ROCHESTER — Sister of St. Joseph Beth LeValley noted that her congregation’s mission is to “serve the neighbor without distinction” — and she pointed to the Progressive Neighborhood Federal Credit Union as evidence of her belief in that mission.
“This is the credit union everyone built,” she said at a recent celebration of the credit union’s 10th anniversary. “It’s helping people become self-sufficient, and I think this is what people want.”
Founded in October 1995, the credit union is located at 1130 E. Main St. and primarily serves low-income residents. Sister LeValley was one of the union’s founders; is currently secretary to the board of directors; and also has served as the credit union’s vice president.
At the celebration, the credit union debuted a new logo of a rising star to signify that its members are “Rochester’s Rising Stars.” The credit union has itself risen from being the simple dream of such founders as Sister LeValley and other community leaders in the early ’90s to becoming a thriving institution with 1,800 members and $2.6 million in assets, credit union officials noted.
According to Progressive, the credit union has loaned out more than $6.6 million since it was founded and has experienced a default rate of less than 3 percent. Progressive offers a host of services, including small-business and auto loans, and recently debuted a credit-building program for members that tracks their financial behaviors and allows them to earn credit for following the savings and budget plans they develop with support from Progressive.
Sister LeValley noted the credit union’s success shows that the lives of its low-income clientele can be changed for the better. Traditional banks may not be interested in loaning to low-income people, but Progressive has made such customers its base, she said. Indeed, according to Progressive’s latest annual report, the credit union has financed a number of small-scale purchases and businesses, including the following:
* A grandmother living on Social Security obtained a $500 loan from Progressive to buy bunk beds for her two grandchildren when they unexpectedly moved into her apartment.
* One woman was able to purchase a washer/dryer with a Progressive loan.
* One man was able to open up a hot dog stand with financing from the credit union.
Betty Smith, a Georgia native, said that she was able to build her “Miss Betty’s Downhome Sauce” business with help from Progressive. The entrepreneur has gone from selling bottles of her sauce out of the trunk of her car to making it available at several stores throughout the region, including Wegmans. Stories like these uplift the spirits of low-income people, according to Leta Brayboy, president of Progressive’s board of directors, who noted the recent onslaught of headlines about violence in the city’s poorer neighborhoods.
“Right now, we’re in dire need of hope, and we hope our program will bring people hope,” she said.
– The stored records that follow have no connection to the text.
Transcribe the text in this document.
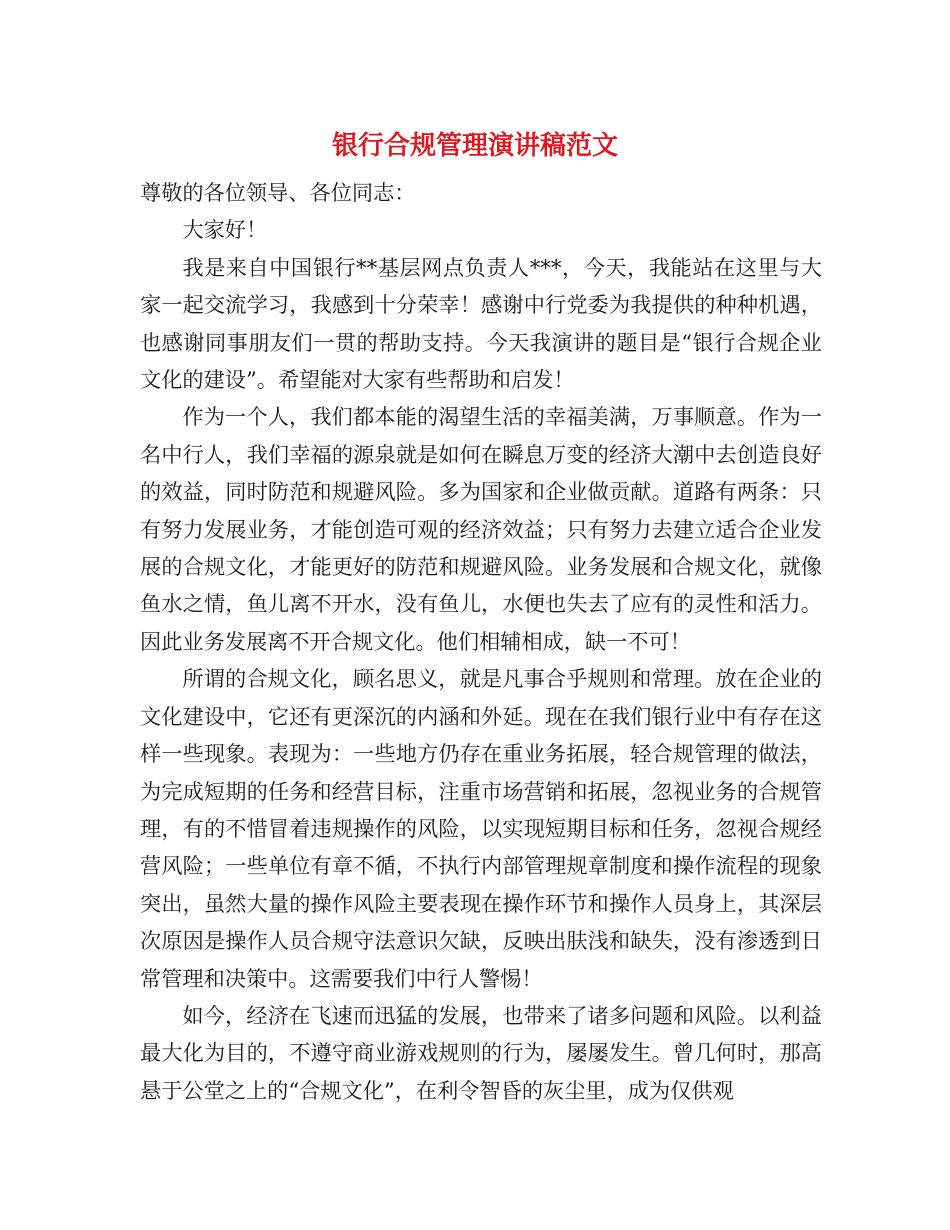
银行合规管理演讲稿范文

尊敬的各位领导、各位同志：

大家好！

我是来自中国银行**基层网点负责人***，今天，我能站在这里与大家一起交流学习，我感到十分荣幸！感谢中行党委为我提供的种种机遇，也感谢同事朋友们一贯的帮助支持。今天我演讲的题目是“银行合规企业文化的建设”。希望能对大家有些帮助和启发！

作为一个人，我们都本能的渴望生活的幸福美满，万事顺意。作为一名中行人，我们幸福的源泉就是如何在瞬息万变的经济大潮中去创造良好的效益，同时防范和规避风险。多为国家和企业做贡献。道路有两条：只有努力发展业务，才能创造可观的经济效益；只有努力去建立适合企业发展的合规文化，才能更好的防范和规避风险。业务发展和合规文化，就像鱼水之情，鱼儿离不开水，没有鱼儿，水便也失去了应有的灵性和活力。因此业务发展离不开合规文化。他们相辅相成，缺一不可！

所谓的合规文化，顾名思义，就是凡事合乎规则和常理。放在企业的文化建设中，它还有更深沉的内涵和外延。现在在我们银行业中有存在这样一些现象。表现为：一些地方仍存在重业务拓展，轻合规管理的做法，为完成短期的任务和经营目标，注重市场营销和拓展，忽视业务的合规管理，有的不惜冒着违规操作的风险，以实现短期目标和任务，忽视合规经营风险；一些单位有章不循，不执行内部管理规章制度和操作流程的现象突出，虽然大量的操作风险主要表现在操作环节和操作人员身上，其深层次原因是操作人员合规守法意识欠缺，反映出肤浅和缺失，没有渗透到日常管理和决策中。这需要我们中行人警惕！

如今，经济在飞速而迅猛的发展，也带来了诸多问题和风险。以利益最大化为目的，不遵守商业游戏规则的行为，屡屡发生。曾几何时，那高悬于公堂之上的“合规文化”，在利令智昏的灰尘里，成为仅供观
Progressive enjoys the support of dozens of Rochester-area churches, organizations and individuals, including many in the Catholic community. According to its annual report, the credit union has benefited from almost a score of area Catholic churches, groups and individuals, as well as the Diocese of Rochester and the Catholic Campaign for Human Development, the U.S. bishops’ anti-poverty campaign.
The credit union is one of many projects Sister LeValley has shepherded. She’s also former superior general of her order’s leadership council, as well as former president of the Greater Rochester Community of Churches, an ecumenical organization to which the Diocese of Rochester belongs. Long interested in economic programs that benefit the poor, Sister LeValley said she chose to help bring the credit union into existence because she thought her experience would be useful to its members.
“I’ve always said I’ll try to raise up other people and transfer the skills I’ve learned in … years of leadership,” she said.